To do so, we will consider a simplified neural network model:
- A neural network \(Net(X)\) that takes input data \(X\).
- Neurons of the network \(u_{i,l}\) with weights \(w_{i,j}^{(l)}\), where \(i\) is the index of the neuron in layer \(l\), and \(j\) indexes its connections.
Features¶
The primary goal of \(MI\) is to understand which features a model encodes.
Definition.
A feature \(f\) is the smallest stable unit of representation in a network \(Net(X)\) that encodes properties of the input data within the activation space.

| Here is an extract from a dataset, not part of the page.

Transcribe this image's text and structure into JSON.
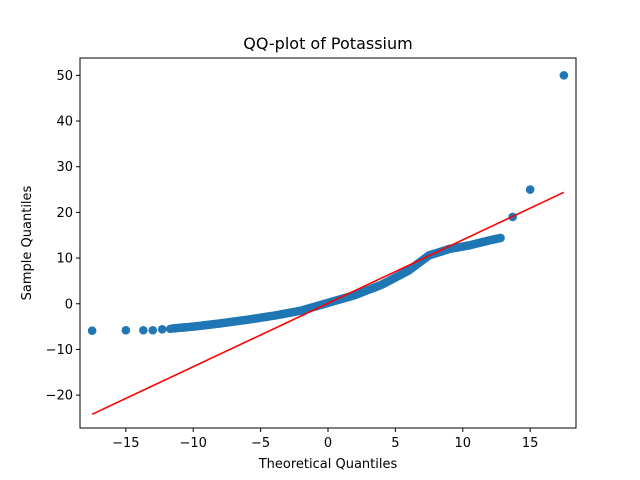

The set of features forms the basis of internal concepts used by the model.
Depending on perspective:
-
Features can be human-interpretable (human-centric approach).
For example, "cat" instead of a set of low-level properties such as mammal + human’s friend + meow sound. -
Features can be non-human-interpretable (non-human-centric approach), yet still serve as essential elements of the basis of internal representation.

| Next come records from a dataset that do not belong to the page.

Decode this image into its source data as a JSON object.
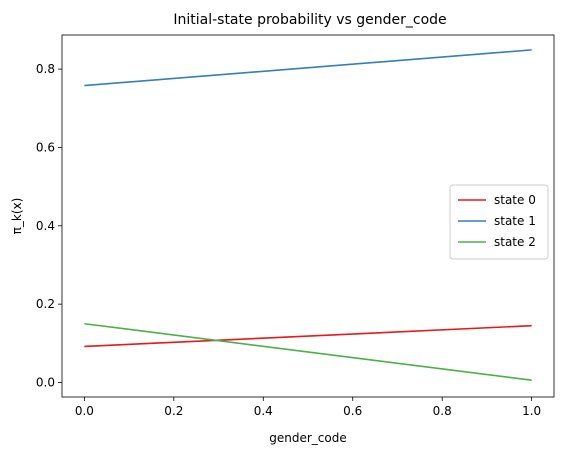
{
  "chart_data": {
    "type": "line",
    "title": "Initial-state probability vs gender_code",
    "xlabel": "gender_code",
    "ylabel": "π_k(x)",
    "xlim": [
      -0.05,
      1.05
    ],
    "ylim": [
      -0.037,
      0.887
    ],
    "xticks": [
      0.0,
      0.2,
      0.4,
      0.6,
      0.8,
      1.0
    ],
    "xtick_labels": [
      "0.0",
      "0.2",
      "0.4",
      "0.6",
      "0.8",
      "1.0"
    ],
    "yticks": [
      0.0,
      0.2,
      0.4,
      0.6,
      0.8
    ],
    "ytick_labels": [
      "0.0",
      "0.2",
      "0.4",
      "0.6",
      "0.8"
    ],
    "grid": false,
    "legend_position": "center-right",
    "series": [
      {
        "name": "state 0",
        "color": "#e41a1c",
        "x": [
          0.0,
          1.0
        ],
        "y": [
          0.092,
          0.145
        ]
      },
      {
        "name": "state 1",
        "color": "#377eb8",
        "x": [
          0.0,
          1.0
        ],
        "y": [
          0.758,
          0.849
        ]
      },
      {
        "name": "state 2",
        "color": "#4daf4a",
        "x": [
          0.0,
          1.0
        ],
        "y": [
          0.15,
          0.006
        ]
      }
    ]
  }
}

In research practice, MI more often uses the second approach (treating features as basis units of knowledge), while in applied settings the emphasis is typically placed on human-interpretable features.
Examples of Features¶
There are several ways to describe how a feature can emerge in a network. The most common are:
- As a set of pairs \(\{u_{i,l}, w_{i,j}\}\) — neurons and their weights,
where the presence or absence of a feature is indicated by the strength of its activation on a given input \(x^l\) passing through layer \(l\).
Example: Activation of neuron #44 in layer 0 of Gemma2-2b, Neuronpedia.

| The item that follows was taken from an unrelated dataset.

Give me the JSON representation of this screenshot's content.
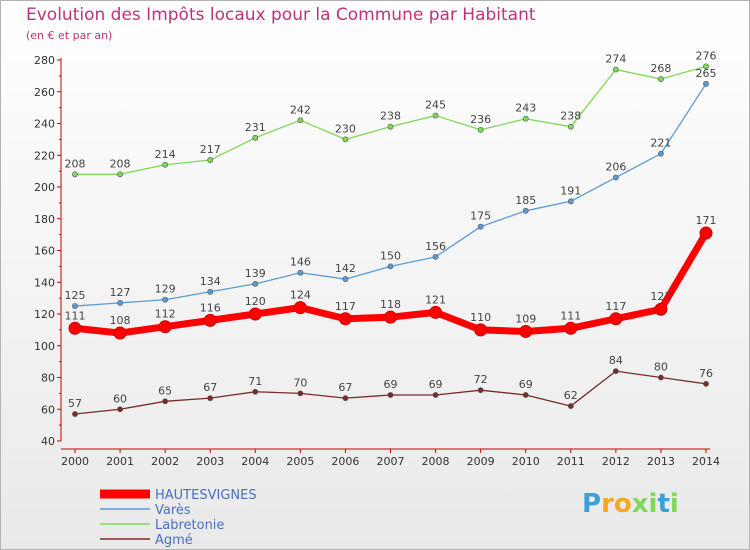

- As a direction in the activation space.
- As a combination of layers (for example, convolutions in a CNN).
Example: Input transformation in a CNN, [src]
Early works often described features as neurons, and this representation is still used today.
An important discovery from research mapping neurons \(\to\) features is that:
- A single neuron does not necessarily encode a single pattern.
- Neurons that encode different patterns depending on the input are called polysemantic neurons.
- Neurons that strictly encode a single pattern (e.g., a neuron detecting only curves) are called monosemantic neurons.
Example of a polysemantic neuron:
A neuron that activates both for bread (highlighting the edges of a loaf) and for bananas (highlighting the spots on the yellow peel).
Circuits¶
A circuit \(C\) is a stable structure of connections inside a network \(Net(X)\), representing a subgraph of the computational graph that describes the interaction of features \(f_i\) and implements a specific computation.
When we speak of stability, we mean that a circuit has the following properties:
-
Input independence.
A circuit manifests not only on a single example but across a wide class of inputs \(X\).
For example, the QK-circuit in a transformer, which implements the “token matching” mechanism, works in many contexts rather than just one sentence. -
Stability under parameter changes.
Even if the weights of the network change slightly (e.g., during fine-tuning), the feature connections that form a circuit preserve their function.
This distinguishes circuits from random activation paths. -
Localizability in the computational graph.
A circuit can be identified as a subgraph: a subset of neurons/weights/layers that reproducibly carries out a computation.
This means that if this subgraph is “cut out” or “masked,” the model’s behavior changes specifically in the way that the circuit is responsible for.
If a feature explains what is encoded, a circuit explains how it is used and transformed.
A feature can be viewed as an elementary unit of knowledge, while a circuit is a combination of such units, organized through the weights and layers of the network, that enables the transformation of information into a specific component.